Le moins que l'on puisse dire c'est que rarement un film plus ou moins affilé au genre horrifique aura bénéficié d'un tel engouement que Grave. À vrai dire, la dernière fois qu'un film de genre (français qui plus est) avait autant fait parler de lui dans nos contrées c'était pour la sortie du très clivant et excellent (selon moi) Martyrs de Pascal Laugier en 2008 et ce, pas pour de bonnes raisons (censure, menace d'interdiction au moins de 18 ans, accusation de fascisme...). Alors qu'à partir du milieu des années 2000 le cinéma de genre français était en pleine ébullition avec des oeuvres à la qualité variable : citons Haute tension, Sheitan, Calvaire (bon ok celui-là est belge) À l'intérieur, Mutants, Frontières, La horde, Livide et donc Martyrs, dont la polémique aura clairement refroidi les producteurs hexagonaux à investir dans le genre et à sortir des sentiers battus.
L'agitation autour du 1er long de Julia Ducournau fait donc plaisir à voir surtout que Grave fait uniquement parler de lui pour ses qualités filmiques et le consensus qui l'entoure est d'autant plus surprenant.

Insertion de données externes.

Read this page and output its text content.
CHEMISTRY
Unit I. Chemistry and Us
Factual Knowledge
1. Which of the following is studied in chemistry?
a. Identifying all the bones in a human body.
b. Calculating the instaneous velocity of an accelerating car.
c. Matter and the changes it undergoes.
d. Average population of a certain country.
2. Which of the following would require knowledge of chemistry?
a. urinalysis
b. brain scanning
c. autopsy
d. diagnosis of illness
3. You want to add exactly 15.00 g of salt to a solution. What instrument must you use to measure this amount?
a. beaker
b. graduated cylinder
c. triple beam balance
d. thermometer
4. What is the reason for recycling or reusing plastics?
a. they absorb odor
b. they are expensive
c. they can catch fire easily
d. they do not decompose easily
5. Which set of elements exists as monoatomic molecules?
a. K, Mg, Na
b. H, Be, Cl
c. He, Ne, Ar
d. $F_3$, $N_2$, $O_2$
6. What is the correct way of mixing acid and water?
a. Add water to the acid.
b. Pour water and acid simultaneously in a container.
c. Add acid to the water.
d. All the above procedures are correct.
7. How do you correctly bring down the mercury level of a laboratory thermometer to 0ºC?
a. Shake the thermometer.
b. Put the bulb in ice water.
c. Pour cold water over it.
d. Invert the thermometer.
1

Le film réussissant l'exploit d'être apprécié aussi bien par les aficionados du genre (grand prix du Jury et prix de la critique à Gérardmer) que par une certaine presse qui a pourtant l'habitude de prendre le genre de haut (les Inrocks, Télérama, les cahiers du cinéma entre autres) ou par des médias mainstream (Yann Barthès - et sa clique en Stan Smith - en est encore tout retourné).
La question que l'on peut se poser est la suivante : la hype autour de Grave est elle justifiée ?

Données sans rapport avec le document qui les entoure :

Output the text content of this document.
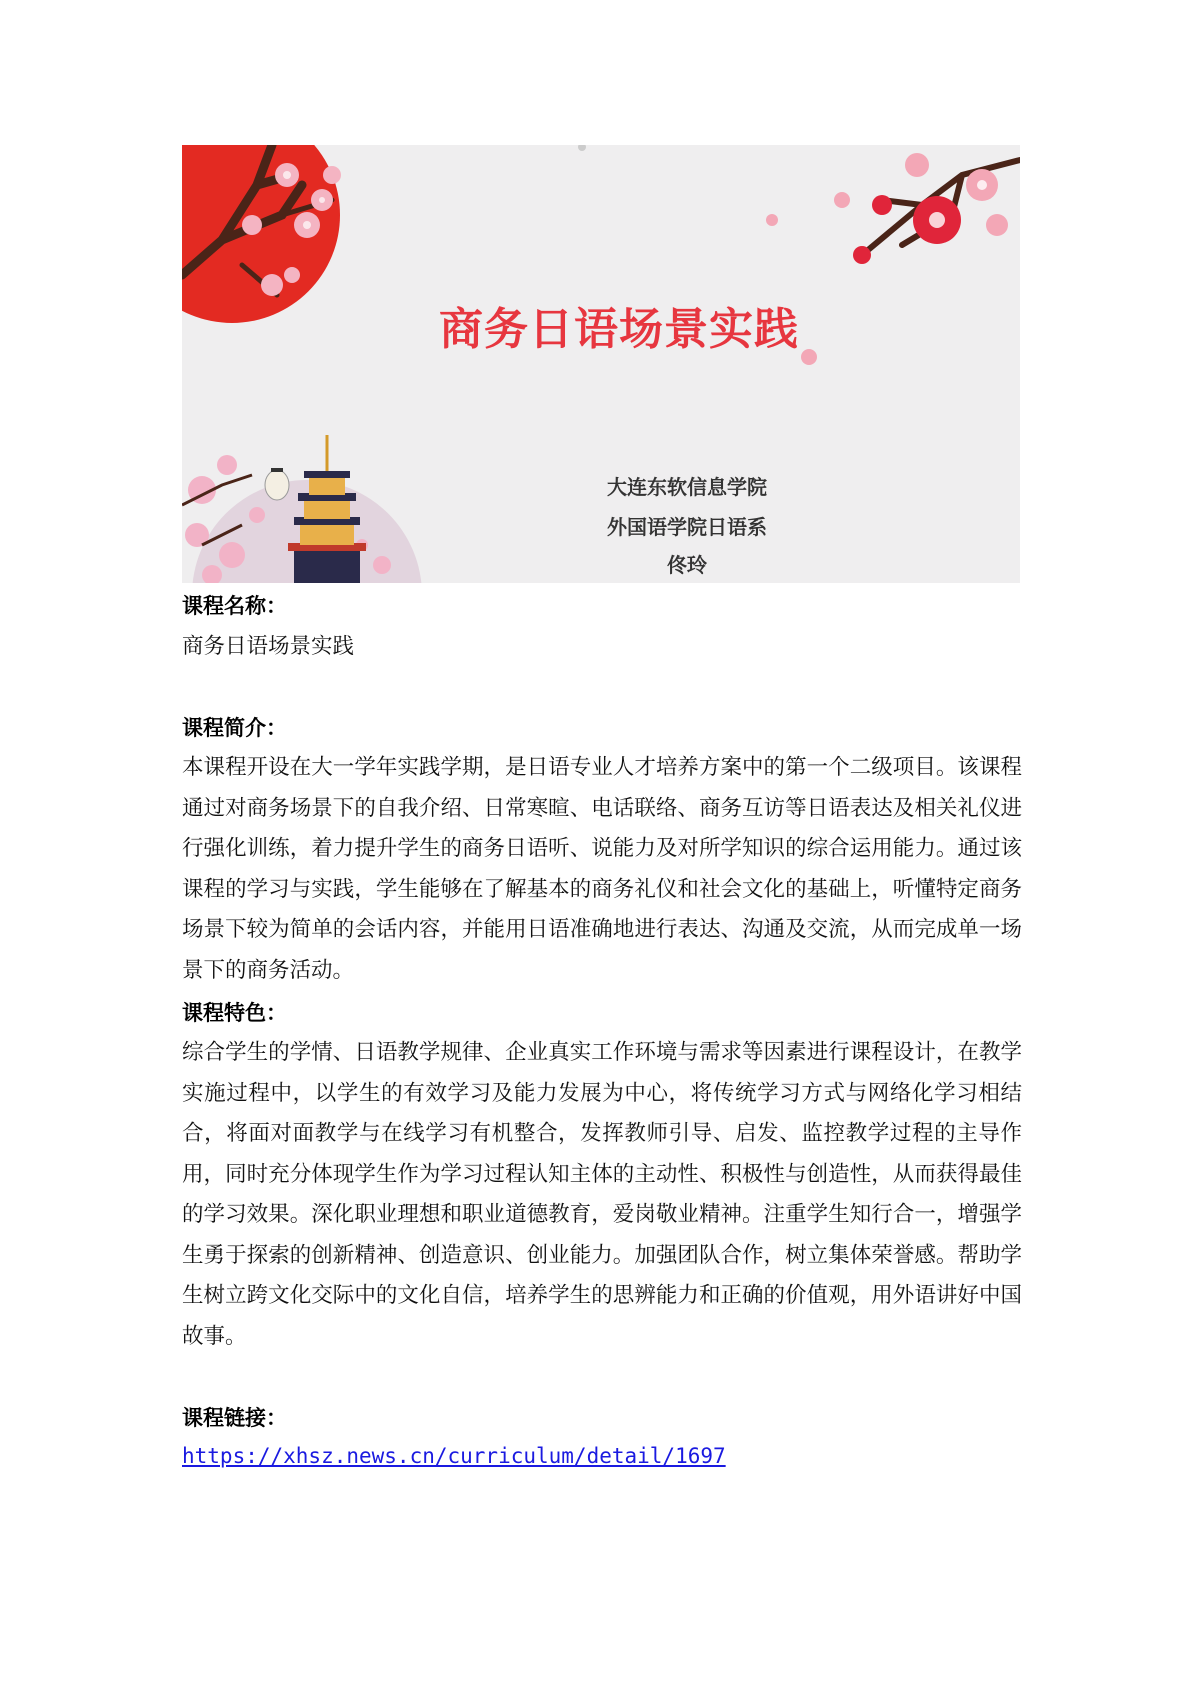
商务日语场景实践
大连东软信息学院
外国语学院日语系
佟玲
课程名称：
商务日语场景实践
课程简介：
本课程开设在大一学年实践学期，是日语专业人才培养方案中的第一个二级项目。该课程通过对商务场景下的自我介绍、日常寒暄、电话联络、商务互访等日语表达及相关礼仪进行强化训练，着力提升学生的商务日语听、说能力及对所学知识的综合运用能力。通过该课程的学习与实践，学生能够在了解基本的商务礼仪和社会文化的基础上，听懂特定商务场景下较为简单的会话内容，并能用日语准确地进行表达、沟通及交流，从而完成单一场景下的商务活动。
课程特色：
综合学生的学情、日语教学规律、企业真实工作环境与需求等因素进行课程设计，在教学实施过程中，以学生的有效学习及能力发展为中心，将传统学习方式与网络化学习相结合，将面对面教学与在线学习有机整合，发挥教师引导、启发、监控教学过程的主导作用，同时充分体现学生作为学习过程认知主体的主动性、积极性与创造性，从而获得最佳的学习效果。深化职业理想和职业道德教育，爱岗敬业精神。注重学生知行合一，增强学生勇于探索的创新精神、创造意识、创业能力。加强团队合作，树立集体荣誉感。帮助学生树立跨文化交际中的文化自信，培养学生的思辨能力和正确的价值观，用外语讲好中国故事。
课程链接：
https://xhsz.news.cn/curriculum/detail/1697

Oui, mille fois oui. Déjà parce que c'est un bon film, viscéral, audacieux, radical et touchant, mais aussi parce que le cinéma français semble embourbé dans une dichotomie au sein de laquelle les films dits d'auteurs tendent à mettre en scène les mêmes bourgeois dans des salons parisiens et où le cinéma plus populaire produit à la chaine des comédies avec Christian Clavier.
Aussi parce que Grave pulvérise les codes actuels en matière d'horreur (jumpscares putassiers ou torture porn). Vous l'aurez compris, on est ici dans l'esprit bien plus proche d'un It Follows ou de The Witch que d'un Conjuring ou d'un Saw 12. Ce qui prime, c'est l'ambiance, les personnages et le scénario aux thématiques riches et fascinantes, pas les effets de style. Et ça fait un bien fou.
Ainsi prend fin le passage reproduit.